(1) H2CO3 + H2O --> HCO3- + H3O+ [Ka = 4.5E-7]
(2) HCO3- + H2O --> CO32- + H3O+ [Ka = 4.7E-11]
Observe that the two Ka values differ from each other drastically. This will mean that in terms of pH, ONLY THE FIRST IONIZATION WILL AFFECT pH.

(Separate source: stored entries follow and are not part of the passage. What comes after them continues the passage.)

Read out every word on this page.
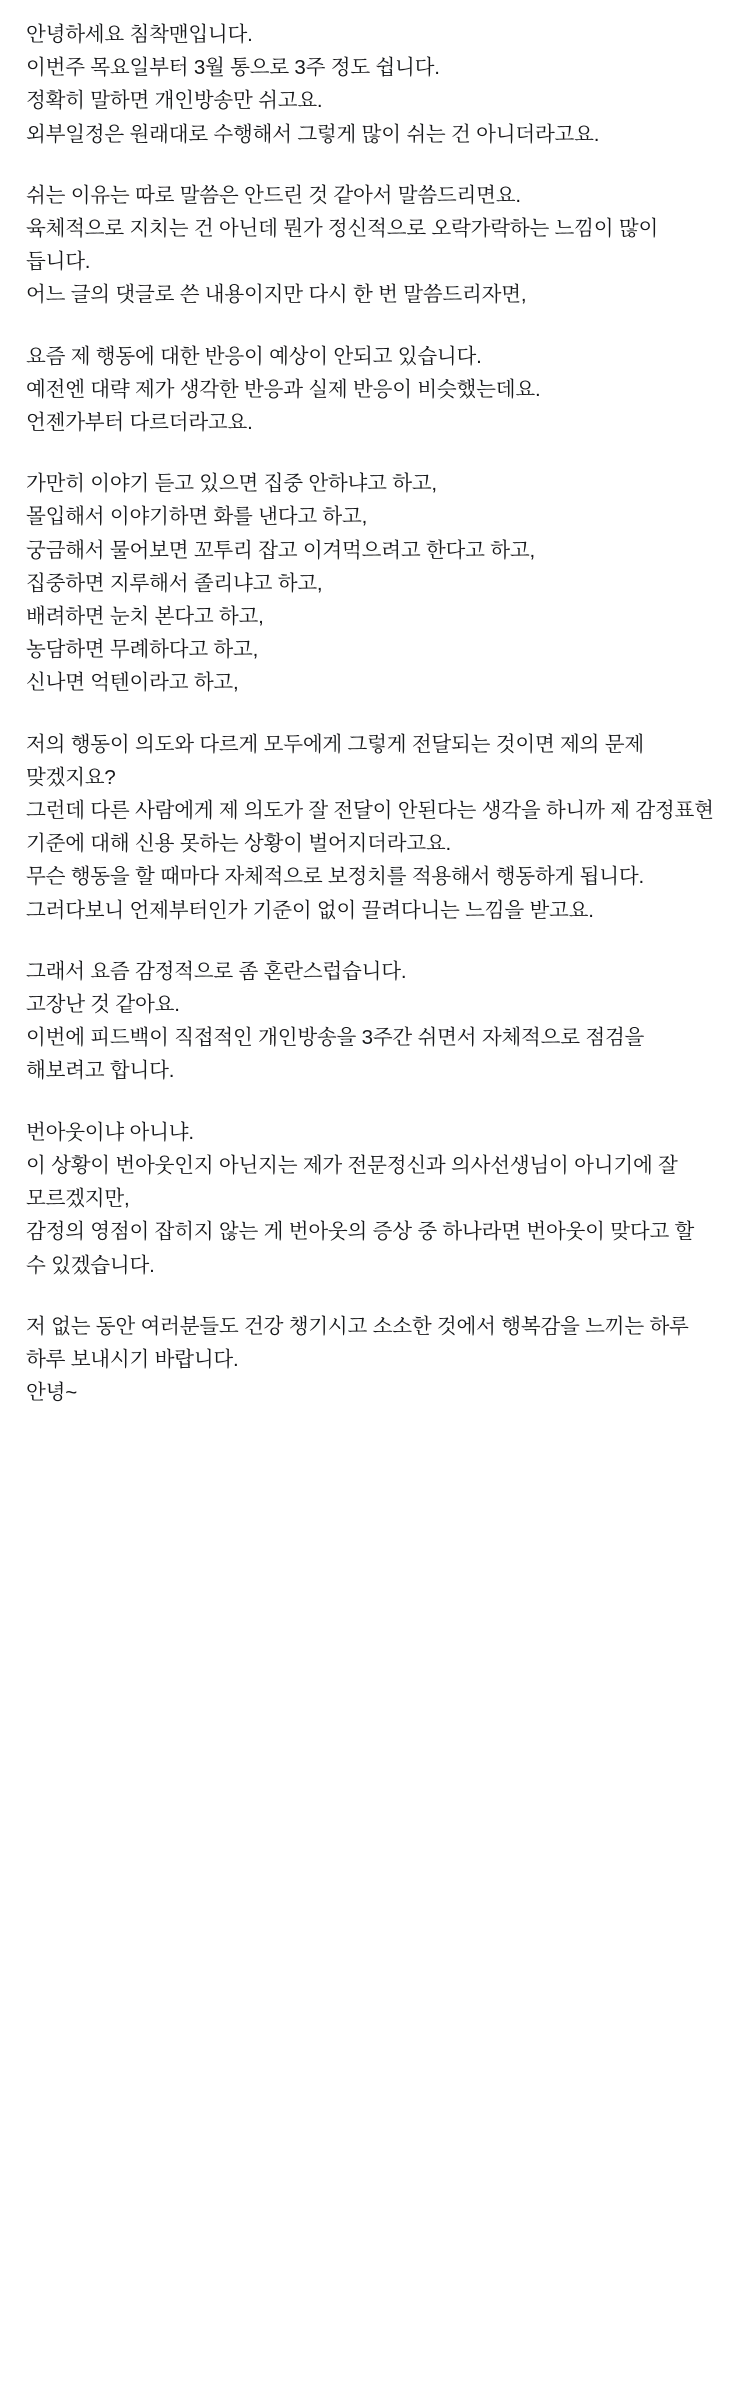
안녕하세요 침착맨입니다.
이번주 목요일부터 3월 통으로 3주 정도 쉽니다.
정확히 말하면 개인방송만 쉬고요.
외부일정은 원래대로 수행해서 그렇게 많이 쉬는 건 아니더라고요.

쉬는 이유는 따로 말씀은 안드린 것 같아서 말씀드리면요.
육체적으로 지치는 건 아닌데 뭔가 정신적으로 오락가락하는 느낌이 많이 듭니다.
어느 글의 댓글로 쓴 내용이지만 다시 한 번 말씀드리자면,

요즘 제 행동에 대한 반응이 예상이 안되고 있습니다.
예전엔 대략 제가 생각한 반응과 실제 반응이 비슷했는데요.
언젠가부터 다르더라고요.

가만히 이야기 듣고 있으면 집중 안하냐고 하고,
몰입해서 이야기하면 화를 낸다고 하고,
궁금해서 물어보면 꼬투리 잡고 이겨먹으려고 한다고 하고,
집중하면 지루해서 졸리냐고 하고,
배려하면 눈치 본다고 하고,
농담하면 무례하다고 하고,
신나면 억텐이라고 하고,

저의 행동이 의도와 다르게 모두에게 그렇게 전달되는 것이면 제의 문제 맞겠지요?
그런데 다른 사람에게 제 의도가 잘 전달이 안된다는 생각을 하니까 제 감정표현 기준에 대해 신용 못하는 상황이 벌어지더라고요.
무슨 행동을 할 때마다 자체적으로 보정치를 적용해서 행동하게 됩니다.
그러다보니 언제부터인가 기준이 없이 끌려다니는 느낌을 받고요.

그래서 요즘 감정적으로 좀 혼란스럽습니다.
고장난 것 같아요.
이번에 피드백이 직접적인 개인방송을 3주간 쉬면서 자체적으로 점검을 해보려고 합니다.

번아웃이냐 아니냐.
이 상황이 번아웃인지 아닌지는 제가 전문정신과 의사선생님이 아니기에 잘 모르겠지만,
감정의 영점이 잡히지 않는 게 번아웃의 증상 중 하나라면 번아웃이 맞다고 할 수 있겠습니다.

저 없는 동안 여러분들도 건강 챙기시고 소소한 것에서 행복감을 느끼는 하루 하루 보내시기 바랍니다.
안녕~
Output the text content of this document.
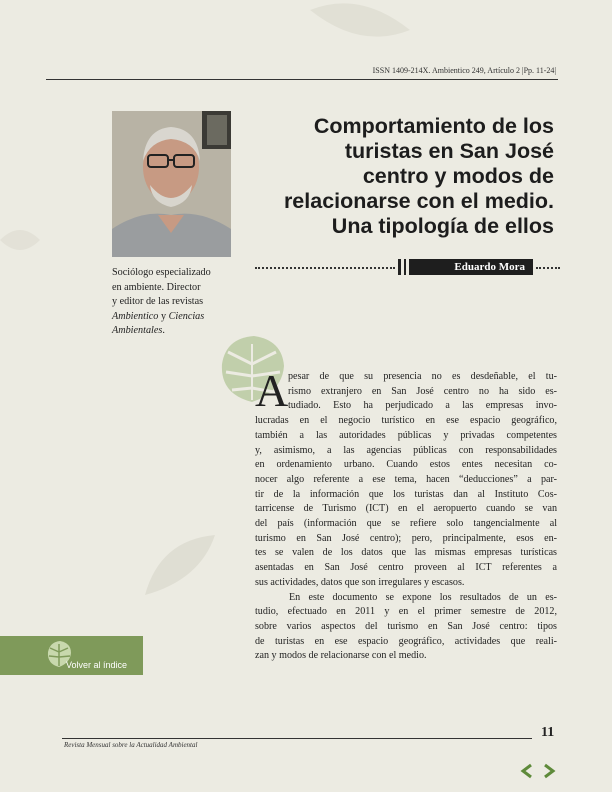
ISSN 1409-214X. Ambientico 249, Artículo 2 |Pp. 11-24|
Sociólogo especializado
en ambiente. Director
y editor de las revistas
Ambientico y Ciencias
Ambientales.
Comportamiento de los
turistas en San José
centro y modos de
relacionarse con el medio.
Una tipología de ellos
Eduardo Mora
A pesar de que su presencia no es desdeñable, el tu-
rismo extranjero en San José centro no ha sido es-
tudiado. Esto ha perjudicado a las empresas invo-
lucradas en el negocio turístico en ese espacio geográfico,
también a las autoridades públicas y privadas competentes
y, asimismo, a las agencias públicas con responsabilidades
en ordenamiento urbano. Cuando estos entes necesitan co-
nocer algo referente a ese tema, hacen “deducciones” a par-
tir de la información que los turistas dan al Instituto Cos-
tarricense de Turismo (ICT) en el aeropuerto cuando se van
del país (información que se refiere solo tangencialmente al
turismo en San José centro); pero, principalmente, esos en-
tes se valen de los datos que las mismas empresas turísticas
asentadas en San José centro proveen al ICT referentes a
sus actividades, datos que son irregulares y escasos.
En este documento se expone los resultados de un es-
tudio, efectuado en 2011 y en el primer semestre de 2012,
sobre varios aspectos del turismo en San José centro: tipos
de turistas en ese espacio geográfico, actividades que reali-
zan y modos de relacionarse con el medio.
Volver al índice
11
Revista Mensual sobre la Actualidad Ambiental
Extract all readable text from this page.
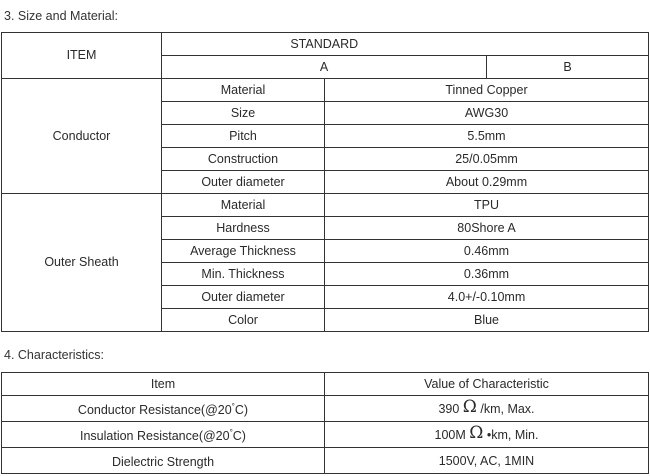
3. Size and Material:
ITEM	STANDARD		
	A		B
Conductor	Material	Tinned Copper	
	Size	AWG30	
	Pitch	5.5mm	
	Construction	25/0.05mm	
	Outer diameter	About 0.29mm	
Outer Sheath	Material	TPU	
	Hardness	80Shore A	
	Average Thickness	0.46mm	
	Min. Thickness	0.36mm	
	Outer diameter	4.0+/-0.10mm	
	Color	Blue	
4. Characteristics:
Item	Value of Characteristic
Conductor Resistance(@20°C)	390 Ω /km, Max.
Insulation Resistance(@20°C)	100M Ω •km, Min.
Dielectric Strength	1500V, AC, 1MIN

(1) H2CO3 + H2O --> HCO3- + H3O+ [Ka = 4.5E-7]
I.....0.165M..................0..........
C......-x......................+x........
E....0.165-x.................x...........
4.5E-7 = x^2/(0.165-x) <-- use the appoximation rule because Ka is very small
2.72E-4 = x
Thus, from equation (1), we see that the [H3O+] = 2.72E-4M, [H2CO3] = 0.165M, and [HCO3-]= 2.72E-4M. Note that THIS step will determine the pH of the polyprotic acid
To calculate the last species, just transfer these values the next equation
(2) HCO3- + H2O --> CO32- + H3O+ [Ka = 4.7E-11]
I....2.72E-4..................0..........
C
E
4.7E-11 = (x*2.72E-4)/2.72E-4
4.7E-11 = x = [CO32-]
To calculate the OH- from H3O+, just find the pH of H3O+, subtract it from 14 to find the pOH, and find the [OH-] from that.